"Such evenings as this are too horrible; I shall not have the courage to endure them often. Oh! let them be happy together! but I pray that he may not come here any more, that I may not be forced to be a witness of his love for another!"
XLVI
IN WHICH CHERAMI ACTS LIKE SAINT ANTHONY
Gustave did not fail to take advantage of the permission Fanny had accorded him. Two days after the party at which they had met, he called upon the young widow, who greeted him thus:
"I began to think that you were off on your travels again, and that we shouldn't see you for another six months."
"Oh! I have no desire to travel now; I am too happy in Paris; especially if you allow me to come to see you."
"What good does it do for me to allow it, when you don't come? I expected you the day before yesterday, I expected you yesterday."
"I was afraid of being presumptuous if I took advantage too soon of the permission you gave me."
"I thought that you wouldn't stand on ceremony, and that we should be on the same terms together as before my marriage to Monsieur Monléard."
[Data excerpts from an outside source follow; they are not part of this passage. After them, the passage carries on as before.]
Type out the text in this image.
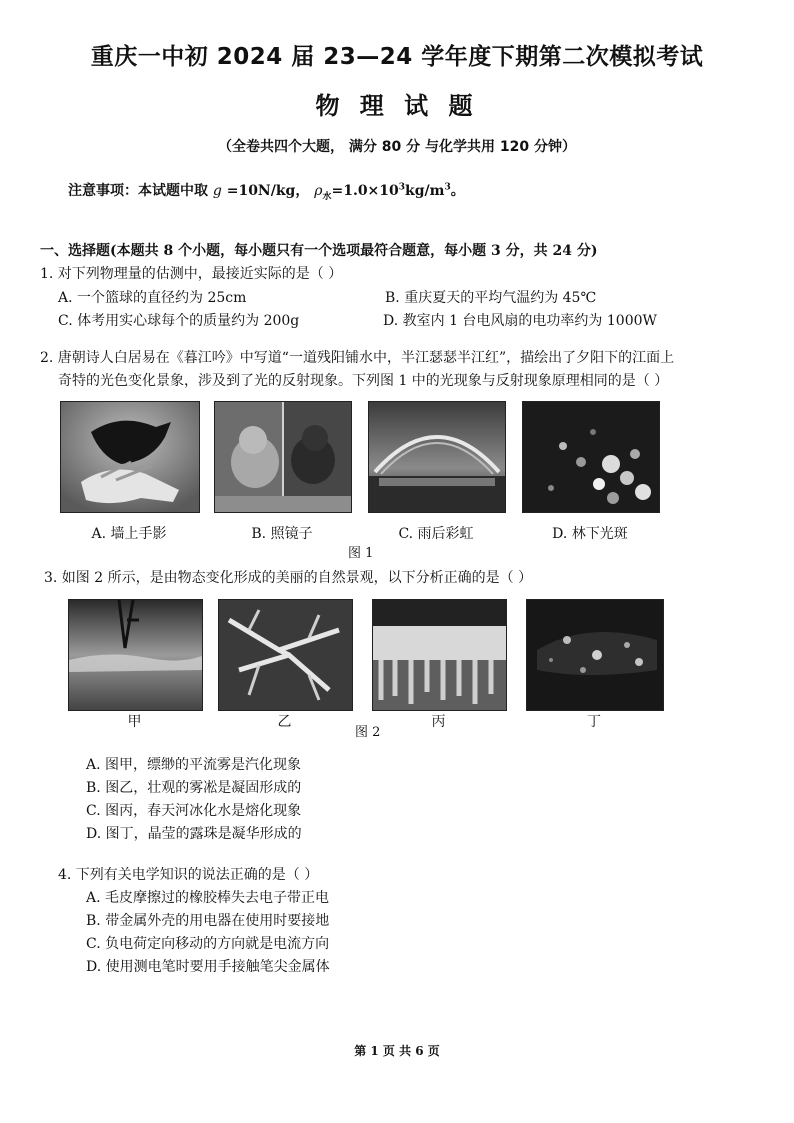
重庆一中初 2024 届 23—24 学年度下期第二次模拟考试
物 理 试 题
（全卷共四个大题， 满分 80 分 与化学共用 120 分钟）
注意事项：本试题中取 g =10N/kg， $\rho_水=1.0\times 10^3kg/m^3$。
一、选择题(本题共 8 个小题，每小题只有一个选项最符合题意，每小题 3 分，共 24 分)
1. 对下列物理量的估测中，最接近实际的是（ ）
A. 一个篮球的直径约为 25cm	B. 重庆夏天的平均气温约为 45℃
C. 体考用实心球每个的质量约为 200g	D. 教室内 1 台电风扇的电功率约为 1000W
2. 唐朝诗人白居易在《暮江吟》中写道“一道残阳铺水中，半江瑟瑟半江红”，描绘出了夕阳下的江面上
奇特的光色变化景象，涉及到了光的反射现象。下列图 1 中的光现象与反射现象原理相同的是（ ）
A. 墙上手影	B. 照镜子	C. 雨后彩虹	D. 林下光斑
图 1
3. 如图 2 所示，是由物态变化形成的美丽的自然景观，以下分析正确的是（ ）
甲	乙	丙	丁
图 2
A. 图甲，缥缈的平流雾是汽化现象
B. 图乙，壮观的雾凇是凝固形成的
C. 图丙，春天河冰化水是熔化现象
D. 图丁，晶莹的露珠是凝华形成的
4. 下列有关电学知识的说法正确的是（ ）
A. 毛皮摩擦过的橡胶棒失去电子带正电
B. 带金属外壳的用电器在使用时要接地
C. 负电荷定向移动的方向就是电流方向
D. 使用测电笔时要用手接触笔尖金属体
第 1 页 共 6 页
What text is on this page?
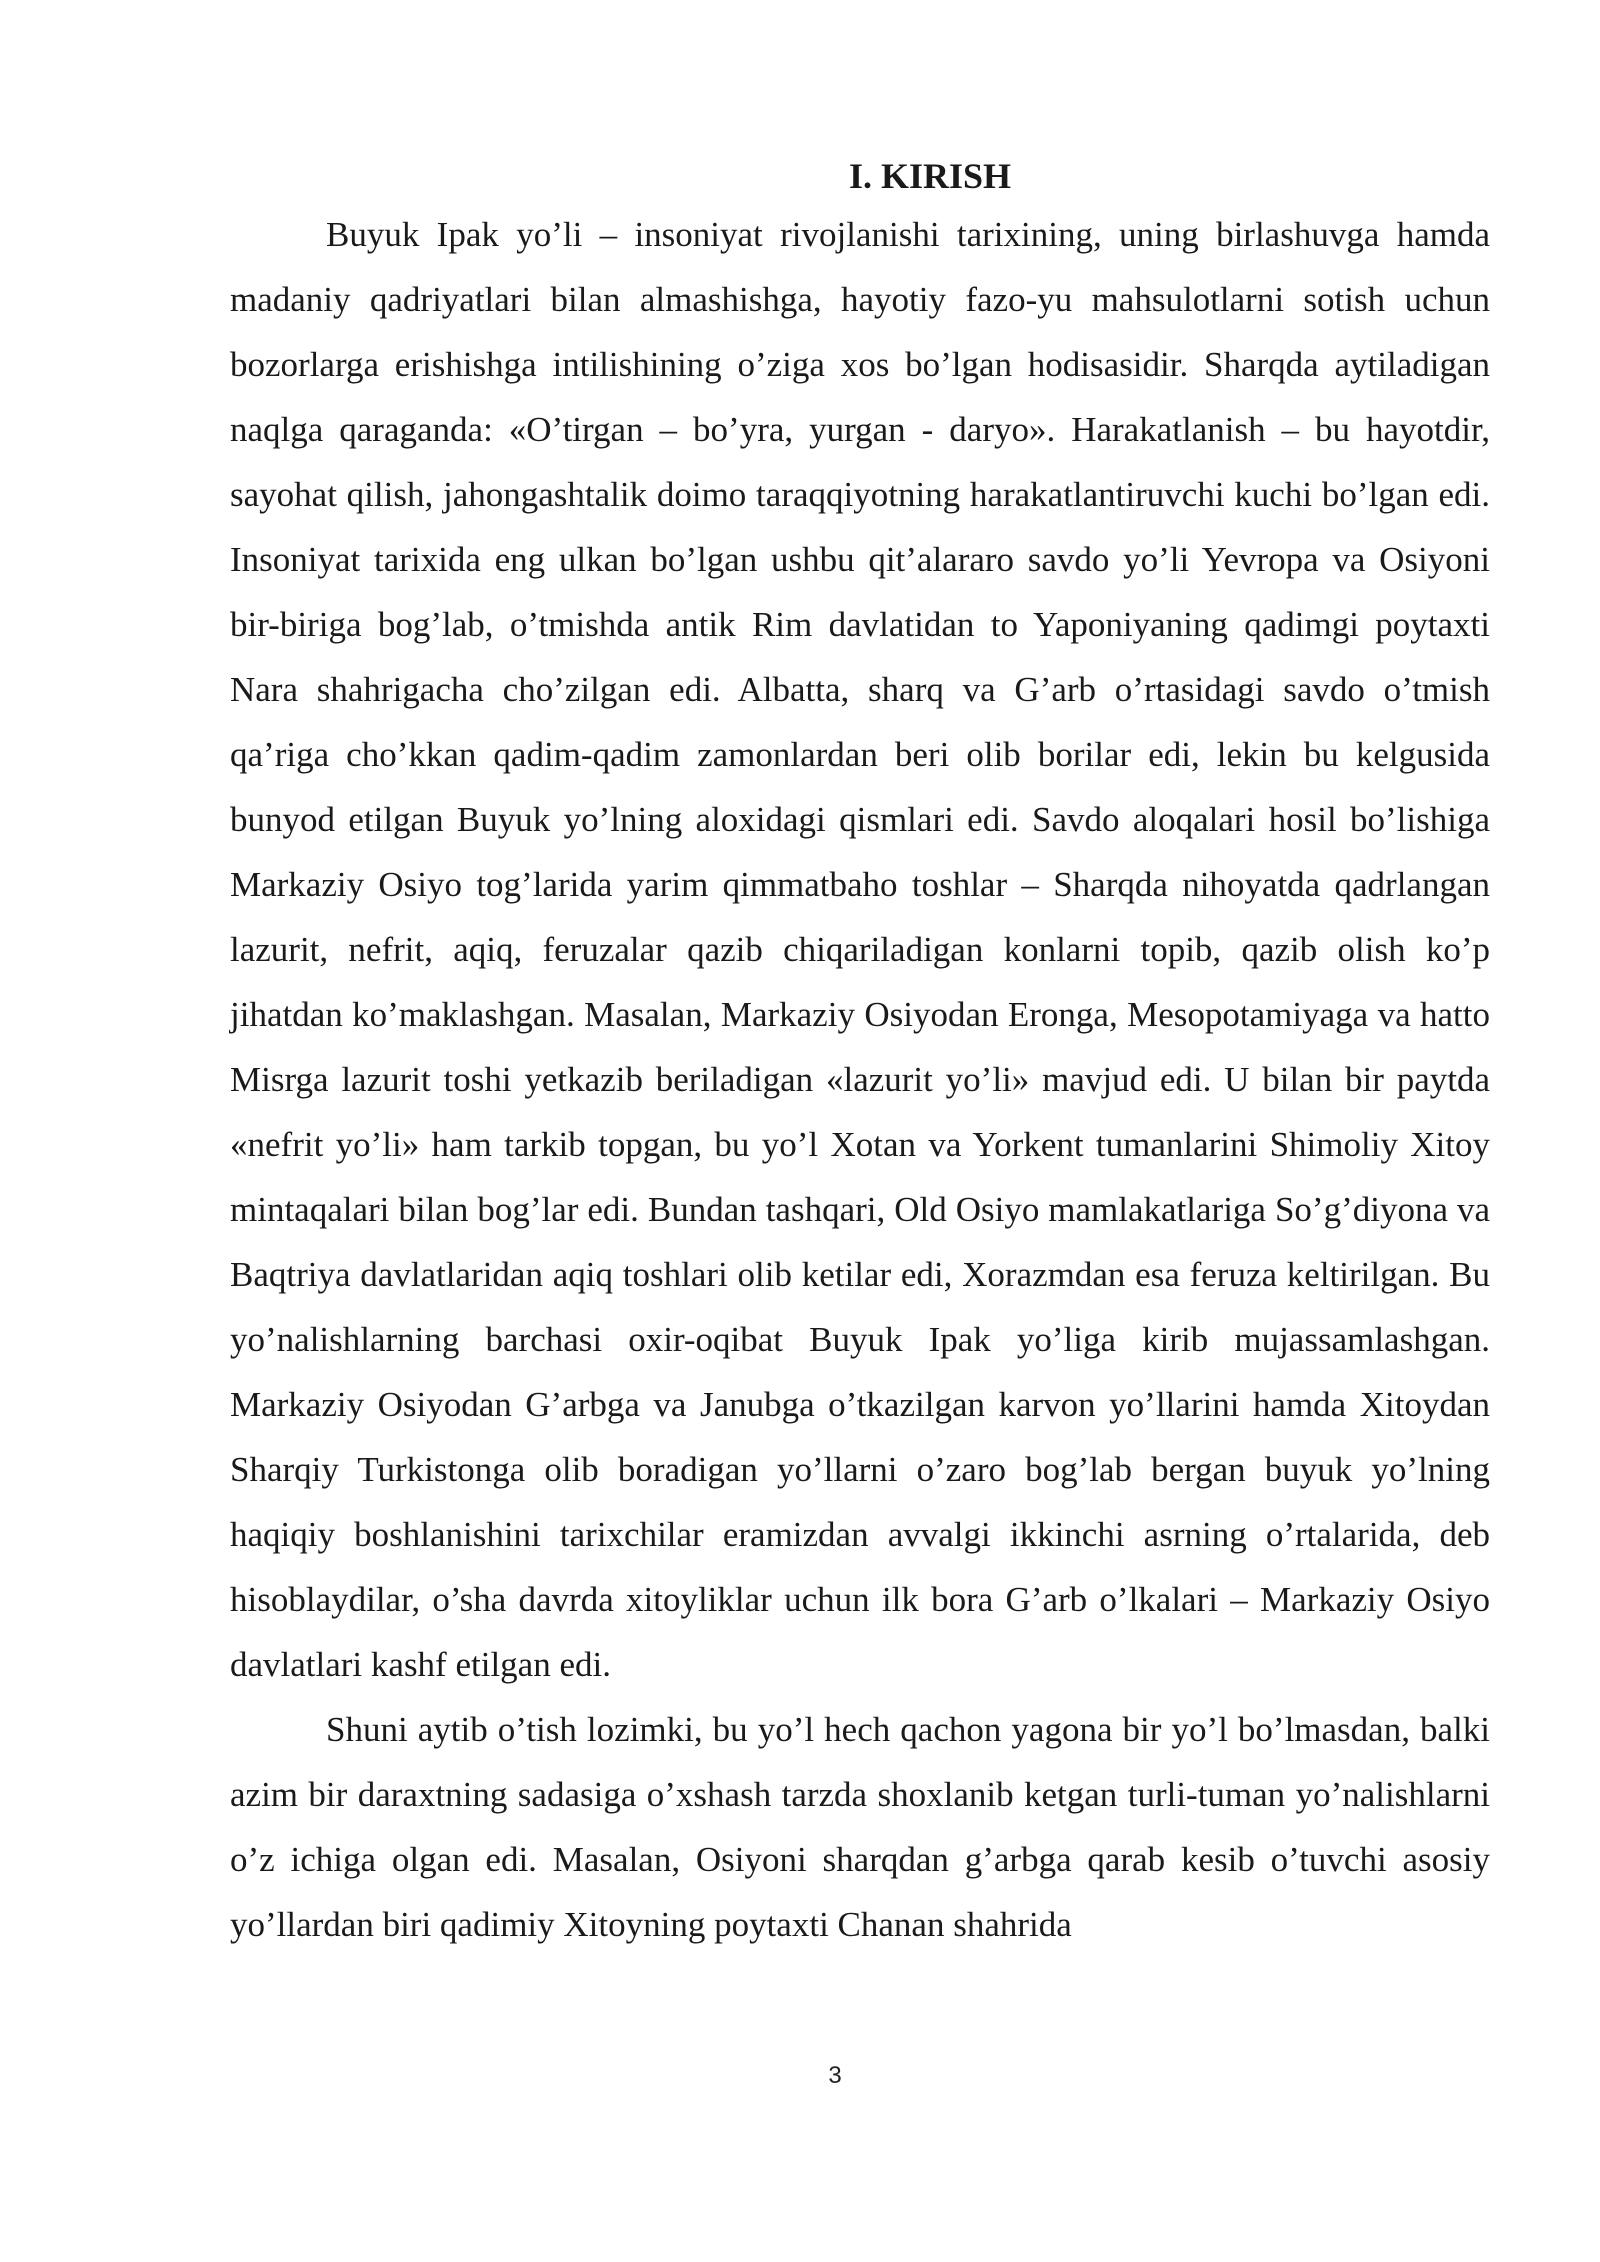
I. KIRISH

Buyuk Ipak yo’li – insoniyat rivojlanishi tarixining, uning birlashuvga hamda madaniy qadriyatlari bilan almashishga, hayotiy fazo-yu mahsulotlarni sotish uchun bozorlarga erishishga intilishining o’ziga xos bo’lgan hodisasidir. Sharqda aytiladigan naqlga qaraganda: «O’tirgan – bo’yra, yurgan - daryo». Harakatlanish – bu hayotdir, sayohat qilish, jahongashtalik doimo taraqqiyotning harakatlantiruvchi kuchi bo’lgan edi. Insoniyat tarixida eng ulkan bo’lgan ushbu qit’alararo savdo yo’li Yevropa va Osiyoni bir-biriga bog’lab, o’tmishda antik Rim davlatidan to Yaponiyaning qadimgi poytaxti Nara shahrigacha cho’zilgan edi. Albatta, sharq va G’arb o’rtasidagi savdo o’tmish qa’riga cho’kkan qadim-qadim zamonlardan beri olib borilar edi, lekin bu kelgusida bunyod etilgan Buyuk yo’lning aloxidagi qismlari edi. Savdo aloqalari hosil bo’lishiga Markaziy Osiyo tog’larida yarim qimmatbaho toshlar – Sharqda nihoyatda qadrlangan lazurit, nefrit, aqiq, feruzalar qazib chiqariladigan konlarni topib, qazib olish ko’p jihatdan ko’maklashgan. Masalan, Markaziy Osiyodan Eronga, Mesopotamiyaga va hatto Misrga lazurit toshi yetkazib beriladigan «lazurit yo’li» mavjud edi. U bilan bir paytda «nefrit yo’li» ham tarkib topgan, bu yo’l Xotan va Yorkent tumanlarini Shimoliy Xitoy mintaqalari bilan bog’lar edi. Bundan tashqari, Old Osiyo mamlakatlariga So’g’diyona va Baqtriya davlatlaridan aqiq toshlari olib ketilar edi, Xorazmdan esa feruza keltirilgan. Bu yo’nalishlarning barchasi oxir-oqibat Buyuk Ipak yo’liga kirib mujassamlashgan. Markaziy Osiyodan G’arbga va Janubga o’tkazilgan karvon yo’llarini hamda Xitoydan Sharqiy Turkistonga olib boradigan yo’llarni o’zaro bog’lab bergan buyuk yo’lning haqiqiy boshlanishini tarixchilar eramizdan avvalgi ikkinchi asrning o’rtalarida, deb hisoblaydilar, o’sha davrda xitoyliklar uchun ilk bora G’arb o’lkalari – Markaziy Osiyo davlatlari kashf etilgan edi.

Shuni aytib o’tish lozimki, bu yo’l hech qachon yagona bir yo’l bo’lmasdan, balki azim bir daraxtning sadasiga o’xshash tarzda shoxlanib ketgan turli-tuman yo’nalishlarni o’z ichiga olgan edi. Masalan, Osiyoni sharqdan g’arbga qarab kesib o’tuvchi asosiy yo’llardan biri qadimiy Xitoyning poytaxti Chanan shahrida

3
These words were accompanied by such a soft glance that Gustave no longer doubted that he was loved. He took Fanny's hand and covered it with kisses; she did not resist, and her hand responded tenderly to the pressure of his. Any other than Gustave would probably have carried further his desires and his acts, but he had long been accustomed to look upon Fanny as the woman whom he wished to make his wife; and in his love there was a sort of respect which her widow's dress could not fail to intensify.
So Gustave confined himself to repeating that he had never ceased to be enamored of her whom he had hoped to call his wife, and that he would be very, very happy if his hopes could be gratified at last. For her part, Fanny gave him to understand that while she might once have been ambitious and fickle, those failings should be charged to her age and consequent giddiness, and that, in reality, her heart had never been in agreement with her vanity.